Inesperadamente, de lo más alto y lejano de la noche, surgió una voz, renació, pues era una voz antigua, una voz que se remontaba a aquel día en que Sikrosio conoció el terror. Y Gudú creyó entrever en el gran cielo la enorme cabeza, misteriosa y agorera, de un Dragón. Pero antes de que pudiera afirmarse cabalmente en esta visión, tal y como se deshacen las nubes en el cielo, aquella imagen había desaparecido. Tan sólo la tersa y negra noche se extendía de nuevo, inmensa y sobrecogedora, sobre él.

Casi al instante le asaltó una sospecha. «Tal vez yo no tengo deseos, acaso soy únicamente el instrumento de innumerables deseos anteriores...» Y entonces deseó no desear nada; sentirse y saberse solo: sin pasado, sin futuro; inmensamente solo, una estrella errante en la inabarcable oscuridad del universo.

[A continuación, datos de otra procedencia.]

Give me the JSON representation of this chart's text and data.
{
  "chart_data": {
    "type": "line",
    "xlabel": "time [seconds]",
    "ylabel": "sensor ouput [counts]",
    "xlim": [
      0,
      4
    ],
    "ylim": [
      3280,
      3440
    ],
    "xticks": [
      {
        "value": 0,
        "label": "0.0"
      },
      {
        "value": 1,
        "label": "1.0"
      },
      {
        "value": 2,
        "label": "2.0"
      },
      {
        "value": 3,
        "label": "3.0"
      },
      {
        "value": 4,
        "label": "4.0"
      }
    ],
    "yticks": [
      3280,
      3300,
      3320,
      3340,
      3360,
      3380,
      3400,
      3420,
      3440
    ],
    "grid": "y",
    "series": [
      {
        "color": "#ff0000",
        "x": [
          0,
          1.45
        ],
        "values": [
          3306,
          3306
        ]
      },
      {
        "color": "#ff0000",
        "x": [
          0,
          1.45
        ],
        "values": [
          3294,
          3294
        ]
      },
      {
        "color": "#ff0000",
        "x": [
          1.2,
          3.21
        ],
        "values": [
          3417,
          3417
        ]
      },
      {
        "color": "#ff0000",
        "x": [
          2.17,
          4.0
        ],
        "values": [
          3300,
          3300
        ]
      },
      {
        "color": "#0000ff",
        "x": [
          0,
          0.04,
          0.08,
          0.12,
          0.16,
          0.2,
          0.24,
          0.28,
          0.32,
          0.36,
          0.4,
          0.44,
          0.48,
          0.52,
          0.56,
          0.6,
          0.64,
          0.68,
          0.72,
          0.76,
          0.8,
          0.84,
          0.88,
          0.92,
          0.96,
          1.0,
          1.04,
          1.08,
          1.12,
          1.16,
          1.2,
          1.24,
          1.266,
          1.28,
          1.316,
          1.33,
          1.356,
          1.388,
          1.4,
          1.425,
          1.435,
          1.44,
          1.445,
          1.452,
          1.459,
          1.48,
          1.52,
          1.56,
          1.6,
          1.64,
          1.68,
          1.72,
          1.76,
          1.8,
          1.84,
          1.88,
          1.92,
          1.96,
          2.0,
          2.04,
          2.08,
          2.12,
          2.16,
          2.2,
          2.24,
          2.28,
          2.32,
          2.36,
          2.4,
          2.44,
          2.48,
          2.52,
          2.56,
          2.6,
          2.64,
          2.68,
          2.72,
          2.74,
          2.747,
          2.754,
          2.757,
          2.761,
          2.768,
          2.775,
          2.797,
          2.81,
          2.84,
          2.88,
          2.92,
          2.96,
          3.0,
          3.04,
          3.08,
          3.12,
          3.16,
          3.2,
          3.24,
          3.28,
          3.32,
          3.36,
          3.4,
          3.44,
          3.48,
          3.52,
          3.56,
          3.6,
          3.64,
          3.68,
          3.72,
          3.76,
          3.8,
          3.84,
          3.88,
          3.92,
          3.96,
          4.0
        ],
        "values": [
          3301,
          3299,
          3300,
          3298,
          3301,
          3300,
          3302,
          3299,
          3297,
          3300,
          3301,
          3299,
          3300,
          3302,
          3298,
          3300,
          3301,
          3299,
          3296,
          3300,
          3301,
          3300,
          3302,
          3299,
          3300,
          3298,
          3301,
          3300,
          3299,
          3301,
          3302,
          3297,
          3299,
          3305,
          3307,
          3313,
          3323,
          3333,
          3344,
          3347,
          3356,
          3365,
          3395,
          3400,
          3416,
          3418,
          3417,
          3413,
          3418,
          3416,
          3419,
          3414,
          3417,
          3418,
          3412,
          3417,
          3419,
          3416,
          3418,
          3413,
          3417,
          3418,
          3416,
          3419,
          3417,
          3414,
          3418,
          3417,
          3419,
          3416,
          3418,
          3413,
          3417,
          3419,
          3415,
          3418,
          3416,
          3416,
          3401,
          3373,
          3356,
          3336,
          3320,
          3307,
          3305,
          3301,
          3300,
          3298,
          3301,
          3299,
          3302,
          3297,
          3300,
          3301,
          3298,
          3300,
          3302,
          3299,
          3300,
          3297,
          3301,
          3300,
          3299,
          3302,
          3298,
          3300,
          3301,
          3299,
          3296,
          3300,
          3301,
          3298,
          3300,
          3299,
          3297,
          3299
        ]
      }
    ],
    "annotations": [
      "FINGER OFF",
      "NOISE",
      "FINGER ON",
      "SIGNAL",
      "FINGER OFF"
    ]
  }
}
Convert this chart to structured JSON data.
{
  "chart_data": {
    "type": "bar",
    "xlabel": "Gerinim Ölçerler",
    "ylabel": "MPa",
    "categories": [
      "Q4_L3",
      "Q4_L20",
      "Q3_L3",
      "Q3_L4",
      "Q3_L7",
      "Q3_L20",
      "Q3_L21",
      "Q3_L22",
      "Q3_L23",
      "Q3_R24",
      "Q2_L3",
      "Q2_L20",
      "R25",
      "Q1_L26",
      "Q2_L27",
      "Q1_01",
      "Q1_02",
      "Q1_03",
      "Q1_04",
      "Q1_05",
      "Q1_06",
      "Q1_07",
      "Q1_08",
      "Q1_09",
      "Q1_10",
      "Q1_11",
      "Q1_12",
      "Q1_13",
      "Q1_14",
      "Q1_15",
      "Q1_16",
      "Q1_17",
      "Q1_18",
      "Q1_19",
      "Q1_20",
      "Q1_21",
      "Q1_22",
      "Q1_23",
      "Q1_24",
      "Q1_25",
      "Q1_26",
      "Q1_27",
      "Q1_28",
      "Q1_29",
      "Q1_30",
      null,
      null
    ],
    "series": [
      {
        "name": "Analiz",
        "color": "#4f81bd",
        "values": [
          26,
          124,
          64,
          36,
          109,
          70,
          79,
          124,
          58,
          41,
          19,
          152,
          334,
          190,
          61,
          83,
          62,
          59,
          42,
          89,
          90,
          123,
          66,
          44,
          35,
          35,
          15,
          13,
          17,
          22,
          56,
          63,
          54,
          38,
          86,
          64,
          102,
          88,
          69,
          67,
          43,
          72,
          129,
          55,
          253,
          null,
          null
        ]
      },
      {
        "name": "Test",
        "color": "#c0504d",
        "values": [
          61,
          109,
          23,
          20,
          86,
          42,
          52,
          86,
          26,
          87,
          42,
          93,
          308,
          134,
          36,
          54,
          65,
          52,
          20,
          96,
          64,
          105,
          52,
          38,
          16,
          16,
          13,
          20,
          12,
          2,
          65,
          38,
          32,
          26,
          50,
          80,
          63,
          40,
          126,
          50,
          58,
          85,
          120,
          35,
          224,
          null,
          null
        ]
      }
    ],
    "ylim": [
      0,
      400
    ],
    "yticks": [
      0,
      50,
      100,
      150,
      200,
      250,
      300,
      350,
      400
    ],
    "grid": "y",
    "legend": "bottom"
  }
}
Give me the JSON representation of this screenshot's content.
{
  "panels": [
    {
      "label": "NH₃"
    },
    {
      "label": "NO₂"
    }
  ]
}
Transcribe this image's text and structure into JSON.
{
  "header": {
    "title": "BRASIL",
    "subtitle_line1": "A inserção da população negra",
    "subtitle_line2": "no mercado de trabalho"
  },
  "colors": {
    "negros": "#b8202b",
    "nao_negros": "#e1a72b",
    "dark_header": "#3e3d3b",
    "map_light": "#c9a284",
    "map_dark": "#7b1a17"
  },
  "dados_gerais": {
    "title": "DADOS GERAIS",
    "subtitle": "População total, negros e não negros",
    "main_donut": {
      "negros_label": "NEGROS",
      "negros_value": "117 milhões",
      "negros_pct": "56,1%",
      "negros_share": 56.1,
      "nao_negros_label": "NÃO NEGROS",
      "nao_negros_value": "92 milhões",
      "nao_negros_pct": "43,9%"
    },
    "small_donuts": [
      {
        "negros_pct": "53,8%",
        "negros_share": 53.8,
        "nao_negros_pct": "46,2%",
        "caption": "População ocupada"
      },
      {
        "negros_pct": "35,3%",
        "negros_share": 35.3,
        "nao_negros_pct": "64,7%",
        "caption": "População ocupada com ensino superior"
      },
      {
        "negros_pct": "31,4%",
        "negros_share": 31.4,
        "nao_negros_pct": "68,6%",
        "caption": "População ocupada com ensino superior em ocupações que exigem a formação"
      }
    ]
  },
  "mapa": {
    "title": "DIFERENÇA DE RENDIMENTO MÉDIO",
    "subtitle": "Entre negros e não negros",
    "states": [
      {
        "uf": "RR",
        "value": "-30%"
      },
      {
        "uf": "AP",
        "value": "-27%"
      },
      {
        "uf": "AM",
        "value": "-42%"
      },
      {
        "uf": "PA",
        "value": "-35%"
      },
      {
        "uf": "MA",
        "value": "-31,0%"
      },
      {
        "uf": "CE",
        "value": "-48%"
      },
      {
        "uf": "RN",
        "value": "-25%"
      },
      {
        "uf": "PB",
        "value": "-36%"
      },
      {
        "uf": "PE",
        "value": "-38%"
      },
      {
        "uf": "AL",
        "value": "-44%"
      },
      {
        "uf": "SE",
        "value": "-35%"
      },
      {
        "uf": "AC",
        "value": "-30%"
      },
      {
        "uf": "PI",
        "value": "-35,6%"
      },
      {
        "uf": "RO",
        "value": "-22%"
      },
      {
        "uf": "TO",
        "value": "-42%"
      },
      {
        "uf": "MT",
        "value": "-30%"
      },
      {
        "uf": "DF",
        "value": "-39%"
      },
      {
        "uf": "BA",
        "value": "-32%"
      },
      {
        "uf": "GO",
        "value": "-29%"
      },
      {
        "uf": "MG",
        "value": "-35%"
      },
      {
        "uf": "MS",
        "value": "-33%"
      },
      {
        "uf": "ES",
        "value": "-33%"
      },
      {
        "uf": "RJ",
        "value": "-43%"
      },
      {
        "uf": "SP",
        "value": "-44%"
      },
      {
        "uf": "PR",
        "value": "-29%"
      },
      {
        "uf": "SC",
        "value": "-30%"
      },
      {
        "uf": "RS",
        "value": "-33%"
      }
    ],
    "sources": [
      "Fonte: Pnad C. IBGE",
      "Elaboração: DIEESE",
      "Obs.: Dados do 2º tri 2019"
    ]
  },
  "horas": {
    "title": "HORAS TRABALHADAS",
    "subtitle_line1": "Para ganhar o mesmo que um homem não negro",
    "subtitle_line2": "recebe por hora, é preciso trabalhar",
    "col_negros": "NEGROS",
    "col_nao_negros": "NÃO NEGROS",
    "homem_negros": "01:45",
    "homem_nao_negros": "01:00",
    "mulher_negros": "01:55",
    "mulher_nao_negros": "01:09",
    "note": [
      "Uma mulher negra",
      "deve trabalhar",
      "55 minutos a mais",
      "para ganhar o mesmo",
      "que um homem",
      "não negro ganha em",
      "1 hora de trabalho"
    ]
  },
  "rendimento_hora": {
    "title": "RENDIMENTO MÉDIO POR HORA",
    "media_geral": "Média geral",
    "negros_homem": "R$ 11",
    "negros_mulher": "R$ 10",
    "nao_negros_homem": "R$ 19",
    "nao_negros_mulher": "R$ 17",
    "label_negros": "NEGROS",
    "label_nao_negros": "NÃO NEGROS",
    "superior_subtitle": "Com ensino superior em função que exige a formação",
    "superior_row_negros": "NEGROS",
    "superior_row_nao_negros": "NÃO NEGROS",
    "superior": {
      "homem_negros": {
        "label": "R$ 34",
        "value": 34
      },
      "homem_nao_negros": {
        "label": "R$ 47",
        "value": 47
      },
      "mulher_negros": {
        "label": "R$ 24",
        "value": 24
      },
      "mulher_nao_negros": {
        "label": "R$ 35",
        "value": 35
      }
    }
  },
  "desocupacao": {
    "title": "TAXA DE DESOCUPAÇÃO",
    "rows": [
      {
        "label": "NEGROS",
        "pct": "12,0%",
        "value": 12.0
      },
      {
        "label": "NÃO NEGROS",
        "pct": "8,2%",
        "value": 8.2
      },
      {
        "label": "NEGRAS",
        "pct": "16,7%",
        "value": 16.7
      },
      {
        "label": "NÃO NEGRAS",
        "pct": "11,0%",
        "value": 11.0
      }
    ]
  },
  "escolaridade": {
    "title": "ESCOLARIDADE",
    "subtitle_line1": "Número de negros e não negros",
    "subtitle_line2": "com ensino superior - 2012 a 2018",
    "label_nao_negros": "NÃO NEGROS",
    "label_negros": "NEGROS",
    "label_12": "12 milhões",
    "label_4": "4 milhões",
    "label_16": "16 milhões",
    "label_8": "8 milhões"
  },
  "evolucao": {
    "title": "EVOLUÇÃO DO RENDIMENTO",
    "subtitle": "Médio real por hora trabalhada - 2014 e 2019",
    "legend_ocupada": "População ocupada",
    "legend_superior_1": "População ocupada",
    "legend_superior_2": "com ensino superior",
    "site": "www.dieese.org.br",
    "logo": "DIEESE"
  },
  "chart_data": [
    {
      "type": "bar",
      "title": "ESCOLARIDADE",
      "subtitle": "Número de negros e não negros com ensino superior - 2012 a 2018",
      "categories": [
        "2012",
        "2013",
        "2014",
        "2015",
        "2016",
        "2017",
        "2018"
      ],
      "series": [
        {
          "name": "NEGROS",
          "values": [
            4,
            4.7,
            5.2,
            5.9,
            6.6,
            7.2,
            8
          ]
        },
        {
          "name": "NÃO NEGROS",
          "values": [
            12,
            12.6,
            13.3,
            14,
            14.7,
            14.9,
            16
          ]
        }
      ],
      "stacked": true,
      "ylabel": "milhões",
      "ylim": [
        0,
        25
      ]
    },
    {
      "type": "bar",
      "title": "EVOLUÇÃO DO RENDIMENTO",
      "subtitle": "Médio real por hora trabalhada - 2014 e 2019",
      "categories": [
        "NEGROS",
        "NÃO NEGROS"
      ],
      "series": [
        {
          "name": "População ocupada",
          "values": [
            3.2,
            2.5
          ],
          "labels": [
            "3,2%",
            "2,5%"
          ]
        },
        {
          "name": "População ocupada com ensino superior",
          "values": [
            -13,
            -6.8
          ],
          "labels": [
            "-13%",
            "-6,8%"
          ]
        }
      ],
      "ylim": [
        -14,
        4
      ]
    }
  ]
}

Poco a poco, como si despertara de un sueño, fue levantando la cabeza. Sabía que le estaban esperando, Olar le estaba esperando. Y tuvo miedo. El antiguo terror regresaba a él desde remotas regiones. Como herencia y maldición, llegaba hasta él, ahora. Y por primera vez se preguntó quién era realmente. ¿Sólo aquel que su madre había decidido que fuese? ¿Y qué había decidido para él? Ser, acaso, el arma esgrimida de otro deseo, de otro misterio, de los muchos que le empujaban siendo niño, por pasillos prohibidos, en pos de algo que no comprendía, ni sabía si ansiaba o aborrecía. Acaso algo que quería destruir o aniquilar para siempre. O, por el contrario, algo que secretamente anhelaba sobre todas las cosas conocidas.